Cette technique, peu utilisée au cours des dernières années, diffère du resurfaçage. «Le rapiéçage mécanisé vise à sceller le pavage pour arrêter la formation de nids-de-poule. Une mince couche d'asphalte (d'une épaisseur d'un demi à trois quarts de pouce) est appliquée là où il y a un fort débit de circulation. C'est la meilleure solution pour empêcher l'eau de rentrer», avait expliqué Sylvain Flibotte l'été dernier. Les nids-de-poule se forment, en période de gel et de dégel, lorsque l'eau s'infiltre sous la chaussée.

A contrario, le resurfaçage des rues se traduit par l'application d'une couche d'asphalte d'une épaisseur d'environ «un pouce et demi». «Pour le resurfaçage, on met de l'asphalte pleine largeur et on en met plus épais. Ça dure plus longtemps. Mais l'utilité n'est pas la même. Le rapiéçage mécanisé vise à sceller la chaussée fissurée», souligne Pascal Bonin.

L'été dernier, quelque 650 000$ ont été investis dans le rapiéçage mécanisé. La même somme devrait y être accordée en 2015. «La stratégie fonctionne», estime le maire.

À pied d'oeuvre

Mais tout cela n'empêche pas les nids-de-poule d'être bien présents partout ailleurs sur le territoire. Le colmatage des trous est par conséquent à l'ordre du jour des employés des travaux publics, selon Sylvain Flibotte.

La routine printanière a ainsi repris. Un contremaître sillonne quotidiennement les rues de la ville pour noter l'emplacement des trous à remplir. Au moins deux équipes de trois personnes sont à l'oeuvre avec pelle et asphalte froid pour faire disparaître les nids-de-poule, et ce, 16 heures par jour. Hier matin, ils s'activaient rue Mountain.

Le soir et la nuit, s'il n'y a pas d'autres travaux plus urgents, un plus grand nombre d'équipes peut être mis à profit, souligne M. Flibotte.

«On demande aux citoyens d'avoir une certaine patience. Il y a plus d'autos sur les routes. L'hiver a été très dur. Aujourd'hui (hier), il fait 11 degrés et ça va geler encore cette semaine. Toutes les conditions sont réunies pour qu'on ait une grosse saison de nids-de-poule», dit le maire.
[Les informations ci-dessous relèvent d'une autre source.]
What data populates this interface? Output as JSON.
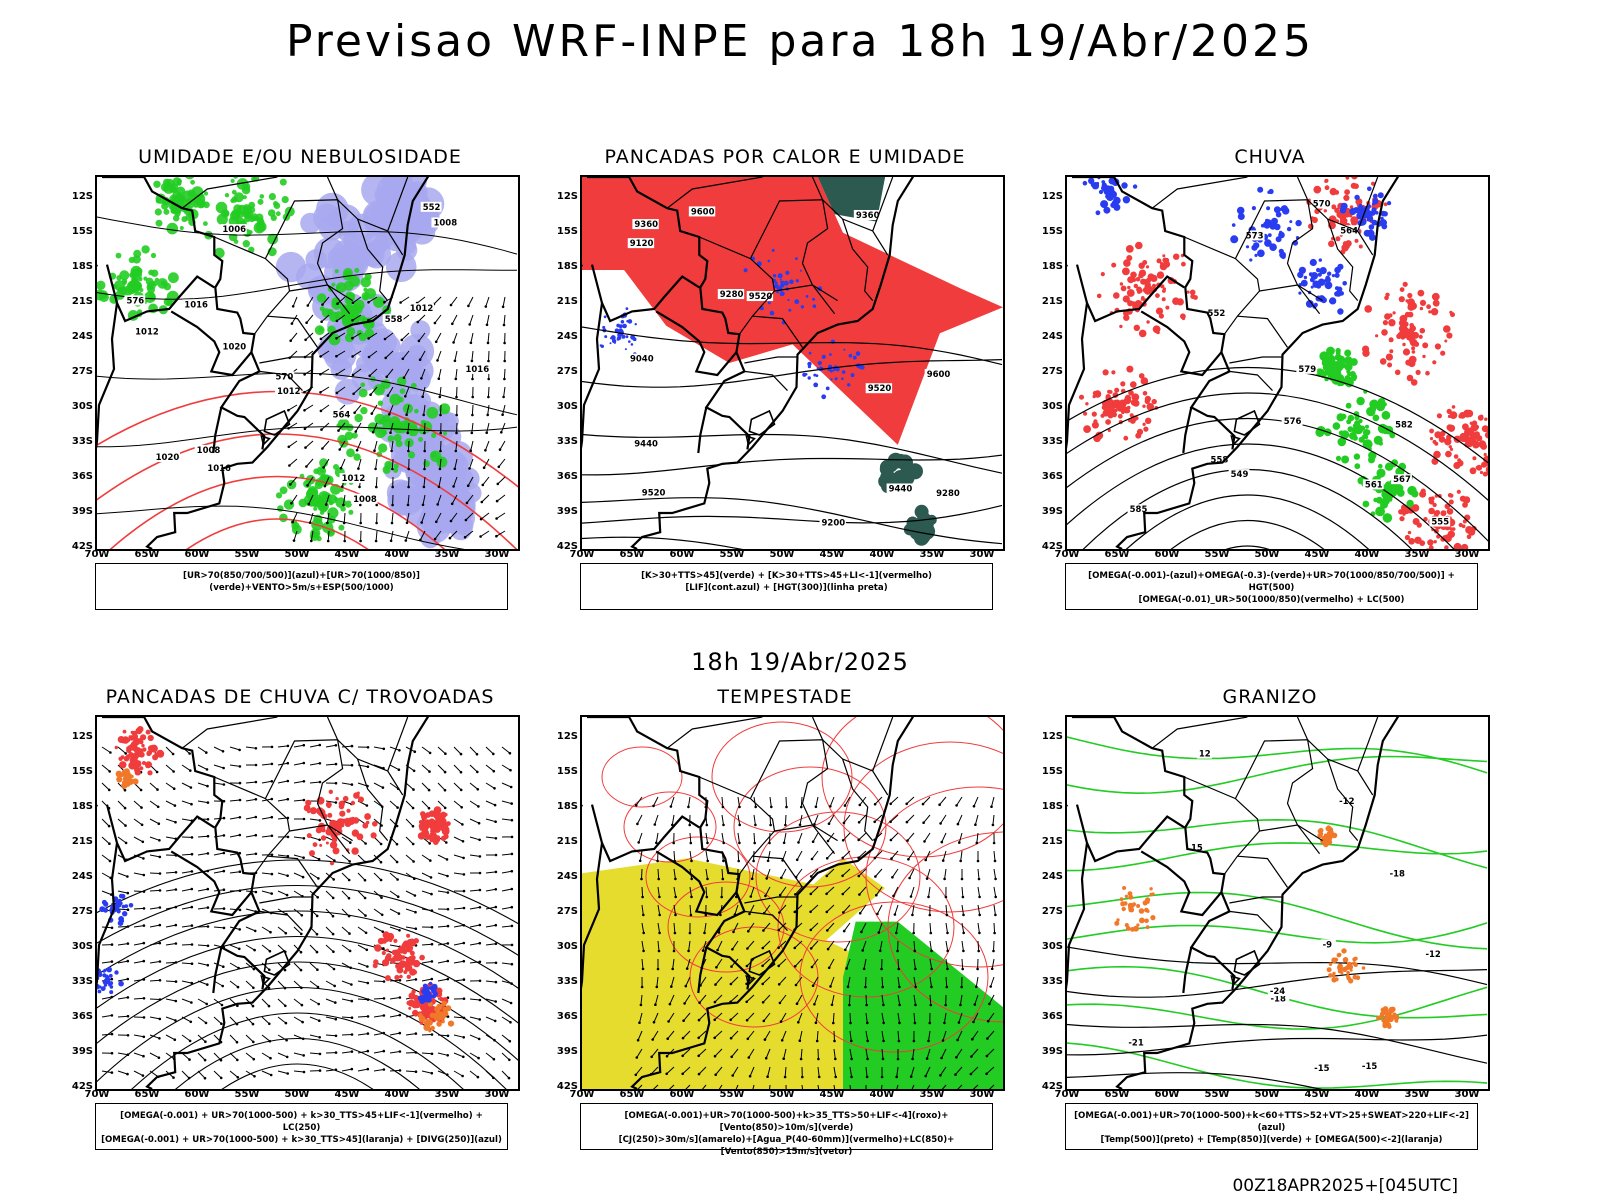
{
  "title": "Previsao WRF-INPE  para 18h 19/Abr/2025",
  "mid_title": "18h 19/Abr/2025",
  "footer": "00Z18APR2025+[045UTC]",
  "lat_labels": [
    "12S",
    "15S",
    "18S",
    "21S",
    "24S",
    "27S",
    "30S",
    "33S",
    "36S",
    "39S",
    "42S"
  ],
  "lon_labels": [
    "70W",
    "65W",
    "60W",
    "55W",
    "50W",
    "45W",
    "40W",
    "35W",
    "30W"
  ],
  "colors": {
    "red": "#f03c3c",
    "green": "#22cc22",
    "blue": "#2a3cf0",
    "lavender": "#a8a8f0",
    "yellow": "#e6dc2e",
    "darkteal": "#2c5a50",
    "orange": "#f07828",
    "black": "#000000"
  },
  "panels": [
    {
      "title": "UMIDADE E/OU NEBULOSIDADE",
      "legend": [
        "[UR>70(850/700/500)](azul)+[UR>70(1000/850)](verde)+VENTO>5m/s+ESP(500/1000)"
      ],
      "contour_labels": [
        "1008",
        "1006",
        "1008",
        "1016",
        "1012",
        "1012",
        "1016",
        "1020",
        "1012",
        "1016",
        "1020",
        "576",
        "570",
        "564",
        "558",
        "552",
        "1012",
        "1008"
      ]
    },
    {
      "title": "PANCADAS POR CALOR E UMIDADE",
      "legend": [
        "[K>30+TTS>45](verde) + [K>30+TTS>45+LI<-1](vermelho)",
        "[LIF](cont.azul) + [HGT(300)](linha preta)"
      ],
      "contour_labels": [
        "9520",
        "9600",
        "9520",
        "9600",
        "9520",
        "9440",
        "9440",
        "9360",
        "9280",
        "9200",
        "9120",
        "9040",
        "9360",
        "9280"
      ]
    },
    {
      "title": "CHUVA",
      "legend": [
        "[OMEGA(-0.001)-(azul)+OMEGA(-0.3)-(verde)+UR>70(1000/850/700/500)] + HGT(500)",
        "[OMEGA(-0.01)_UR>50(1000/850)(vermelho) + LC(500)"
      ],
      "contour_labels": [
        "585",
        "582",
        "579",
        "576",
        "573",
        "570",
        "567",
        "564",
        "561",
        "558",
        "555",
        "552",
        "549"
      ]
    },
    {
      "title": "PANCADAS DE CHUVA C/ TROVOADAS",
      "legend": [
        "[OMEGA(-0.001) + UR>70(1000-500) + k>30_TTS>45+LIF<-1](vermelho) + LC(250)",
        "[OMEGA(-0.001) + UR>70(1000-500) + k>30_TTS>45](laranja) + [DIVG(250)](azul)"
      ],
      "contour_labels": []
    },
    {
      "title": "TEMPESTADE",
      "legend": [
        "[OMEGA(-0.001)+UR>70(1000-500)+k>35_TTS>50+LIF<-4](roxo)+[Vento(850)>10m/s](verde)",
        "[CJ(250)>30m/s](amarelo)+[Agua_P(40-60mm)](vermelho)+LC(850)+[Vento(850)>15m/s](vetor)"
      ],
      "contour_labels": []
    },
    {
      "title": "GRANIZO",
      "legend": [
        "[OMEGA(-0.001)+UR>70(1000-500)+k<60+TTS>52+VT>25+SWEAT>220+LIF<-2](azul)",
        "[Temp(500)](preto) + [Temp(850)](verde) + [OMEGA(500)<-2](laranja)"
      ],
      "contour_labels": [
        "-12",
        "-15",
        "-18",
        "-21",
        "-24",
        "15",
        "12",
        "-12",
        "-15",
        "-18",
        "-9"
      ]
    }
  ]
}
CAA Québec recommande par ailleurs d'adapter notre conduite à la présence des trous dans la chaussée. Il est conseillé de ne pas freiner dans un nid-de-poule. «Une roue bloquée subira toujours plus de dommages qu'une roue en mouvement. S'il est impossible d'éviter un trou dans la chaussée, mieux vaut relâcher la pédale de frein avant l'impact», fait valoir le club d'automobilistes sur son site web.

Aussi, les pneus doivent être convenablement gonflés pour réduire le risque de dommages. «Un pneu trop gonflé risque davantage de voir sa structure endommagée, tandis qu'un pneu trop mou peut amener la roue à plier ou à se briser», rappelle CAA-Québec.